Début du récit

Épisode précédent

 

 

Tous étaient conscients qu’il avait la possibilité de mettre fin à l’invincibilité du Maître, mais tous savaient aussi qu’il lui faudrait ne pas commettre le moindre écart inutile. Pour mettre en branle son ultime attaque, le disciple, jusqu’alors relativement rapide, mis un temps exceptionnellement long, à la limite du temps réglementaire, pour choisir son coup.
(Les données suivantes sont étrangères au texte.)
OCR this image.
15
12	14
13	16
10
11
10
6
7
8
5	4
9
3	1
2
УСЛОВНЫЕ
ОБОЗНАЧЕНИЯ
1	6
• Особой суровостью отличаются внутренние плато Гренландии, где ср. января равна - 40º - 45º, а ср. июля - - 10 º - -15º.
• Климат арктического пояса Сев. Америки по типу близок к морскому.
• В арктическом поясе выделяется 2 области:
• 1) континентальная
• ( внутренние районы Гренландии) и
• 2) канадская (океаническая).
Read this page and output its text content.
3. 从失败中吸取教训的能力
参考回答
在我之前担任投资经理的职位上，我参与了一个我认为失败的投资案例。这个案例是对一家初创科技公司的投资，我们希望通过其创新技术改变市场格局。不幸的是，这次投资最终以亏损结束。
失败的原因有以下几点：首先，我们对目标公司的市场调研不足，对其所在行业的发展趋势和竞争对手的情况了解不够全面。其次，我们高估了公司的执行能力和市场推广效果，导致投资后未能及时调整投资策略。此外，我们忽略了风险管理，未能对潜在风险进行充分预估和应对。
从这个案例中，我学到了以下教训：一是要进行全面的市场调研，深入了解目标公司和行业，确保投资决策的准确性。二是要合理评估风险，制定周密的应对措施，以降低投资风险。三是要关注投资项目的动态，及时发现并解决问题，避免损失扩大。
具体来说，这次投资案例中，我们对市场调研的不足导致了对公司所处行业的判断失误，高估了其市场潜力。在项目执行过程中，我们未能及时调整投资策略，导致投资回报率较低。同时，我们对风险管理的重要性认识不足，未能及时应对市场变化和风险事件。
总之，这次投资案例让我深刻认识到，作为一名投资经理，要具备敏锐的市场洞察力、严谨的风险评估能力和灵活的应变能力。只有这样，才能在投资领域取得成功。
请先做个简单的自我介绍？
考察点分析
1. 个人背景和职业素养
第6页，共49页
A cet instant, les élans de plus en plus puissants de la tempête vinrent secouer, comme les dés dans le cornet du joueur, les plus faibles navires à quai. Les heurts qui s’en suivirent, brisant les unes contre les autres ces embarcations soudainement dérisoires, provoqua leur naufrage. Avec elles disparaissaient vers les fonds ceux qui y étaient allés cuver leurs délires ou assouvir joyeusement leurs appétits de chair. Les mêmes heurts et déchirements se déroulèrent à terre. Les masques géants s’abattirent les premiers sur la foule, précédant la mer qui emporta dans son premier reflux quelques grappes de corps et quelques lambeaux de masques. Sans doute ces êtres criaient-ils, se débattaient-ils, mais trop tard. Ils étaient devenus pareils à l’embrun, avec lequel l’océan flagelle les rivages.
 
Les vasques de feux à leur tour s’abattirent, enflammant toits et costumes. Le vent et l’eau semblaient se disputer le feu, le premier étendant l’incendie jusqu’à l’église, la seconde l’engloutissant avec ses victimes.
 
Engourdis par les festins de victoires, le petit port fut une proie facile pour les vaisseaux du comte d’Esparville. Ils s’abattirent sur lui par une aube incertaine. Des soldats que l’apparence du droit délivrait de toute morale pillèrent, violèrent, éventrèrent, avant d’incendier et d’abattre demeures et vaisseaux. On poursuivait les blessés, on piétinait ceux qui demandaient grâce. Quelques lambeaux d’humanités échappés à la mort furent enchaînés, grossièrement soignés et revendus en quelqu’ autre cité.
 
Comme si la première tempête n’en avait été que l’éclaireuse, une autre, plus furieuse encore, apparut au détour de la falaise. Des vagues d’une hauteur jamais vues en ces lieux emplirent la rade. Le navire marchand, seul à avoir résisté jusqu’alors, fut brisé en quelques secondes et ses débris se mêlèrent aux vagues dans l’assaut qu’elles menèrent contre les premières maisons.
 
Cet assaut avait relativement épargné l’hôtel où le disciple venait de porter le coup attendu, provoquant un sourire grimaçant du Maître, qui parut, sur ce visage ordinairement si fermé, d’une obscénité un peu inquiétante, comme si un vent souterrain en avait déchiré l’écran. Souriait-il d’avoir découvert dans le jeu de son adversaire une faille perceptible à lui seul, ou de ce que, enfin, le trop lourd poids de son invincibilité lui était enlevé ?
 
Les vagues dans leurs élans gravirent les falaises alentours, brisant une à une toutes les demeures, s’emparant de l’Eglise, dont les débris mêlés aux corps déchiquetés venaient frapper la roche avant de plonger au cœur des tourbillons. Ayant presque atteint les cimes des falaises, la mer commença son formidable reflux.  

Les masques géants, un moment engloutis, avaient resurgi, grimaçant sous leurs déchirures et portés en avant de chacun des reflux d’Est et d’Ouest comme les masques triomphants de la colère océane. Ils allaient se heurter une dernière fois, au cœur du reflux, et emporter les rares demeures encore épargnées. 

Parmi elles, l’hôtel, où la partie venait de s’achever…
 

Aussi violent que fut l’assaut des soldats du comte, il n’en épargna pas moins, par la vertu de son désordre, quelques lieux et quelques êtres. Au fil des ans, des murs se redressèrent, des familles s’agrandirent. D’autres errants, proscrits ou solitaires, vinrent peupler ces lieux lentement renaissant. Le port retrouva ses activités et ses coutumes, grossies de la mémoire des événements. L’histoire, loin de refluer au lendemain du pillage, s’était établie à demeure, à l’ombre de l’Eglise bâtie par les vainqueurs, symbole de la Justice triomphante et de l’Ordre éternel.